19 abril 2010

A felicidade é FLICTS!

A atriz Irène Jacob, em fotograma de "A fraternidade é vermelha" (1994), de Krzysztof Kieslowski

Apontavam-lhe caminhos na certeza de que estavam protegendo suas vísceras, sua pouca força diante de um mundo, no mínimo, incerto. O caos como regra sempre compôs de modo desordenado o vazio daqueles que veem horror em rosas, tumulto em beijos, conspiração na fraternidade.
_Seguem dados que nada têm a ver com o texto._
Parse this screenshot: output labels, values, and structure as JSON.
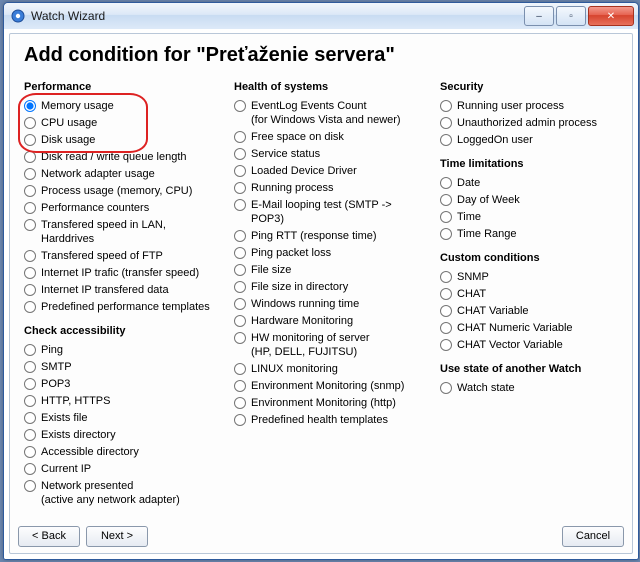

Ciente de que o mundo todo mantém triste hábito de ofertar certezas e absolutices, seguia franco, fortalecendo a leveza de seus passos. Lia revistas simples e destrinchava tratados impenetráveis; via filmes típicos de chuvosas sessões vespertinas e resenhava com acuidade crítica, no repertório gigantesco de sua memória visual, o melhor da tradição européia do cinema. Os amigos lhe diziam, entre tantas outras fábulas, que um dia ele faria da trilogia das cores de Kieslowski um decálogo, completando e aperfeiçoando a obra do velho mestre. E, bem-aventurado que era com divas e ninfas, daria também ao mundo exemplares femininos acima do inatingível de uma deusa Irène Jacob, de uma rainha Juliette Binoche, de uma beldade Julie Delpy...

Como Benjamin, que atravessou o infinito na tentativa de salvar seus sonhos e ideais, tinha um coração que mal cabia no peito. Aliás, dividido por uma sociedade que ora estimula a competição, ora incita, acuada, a cooperação, debruçava-se como ninguém na crítica a um mundo cindido, eticamente muito mal resolvido. Com humor e suavidade, doçura e avidez admiráveis, sobretudo pelas bem dosadas cargas dialéticas, atropelava o cinismo de nosso tempo e fazia desabarem as ideologias mesquinhas na estúpida crença de um progresso invariavelmente positivo. Era. à luz e à sombra, um coração realmente benjaminiano.

As mulheres, entre o fascínio e o desejo mágico, viam-no puro enigma: a excitação, inevitável, abraçava-o inicialmente por conta do olhar, centrado e tranquilo. À medida que as oportunidades de aproximação se revelavam possíveis e, depois, reais, despertava-lhes lascívia incontrolável: ele era homem para amar e, abundantemente, enlouquecer-se nos labirintos da paixão, tráfego furioso de explosões entre corpos em estrondosa ebulição.

Dizia-se, à boca pequena - mas também em difundida escala -, que o mar lhe conferia vitalidade e a particularidade tão encantadora do olhar. Preferia longas e detidas contemplações ao horizonte do mundo a palavras sem fim proferidas sem objetivo nem pertinácia. Era efetivamente um sujeito de linguagens incomuns ao nosso tempo. É mais do que provável que essa distinção num espaço global cada vez mais uno dava aos seus universos tão estrelados as melhores cores e os mais intensos brilhos do mundo.

Parafraseando o bom e velho Ziraldo, pai do Maluquinho e criador da inesquecível Mata do Fundão e seus personagens, sua alma era mesmo FLICTS. Todo o mundo a via, sentia, queria, dela dizia, para ela se dirigia... Ele era a diversidade na unidade, a revolução de um tempo sem fronteiras nem medidas. Um sujeito feliz que só podia ser visto lá da Lua.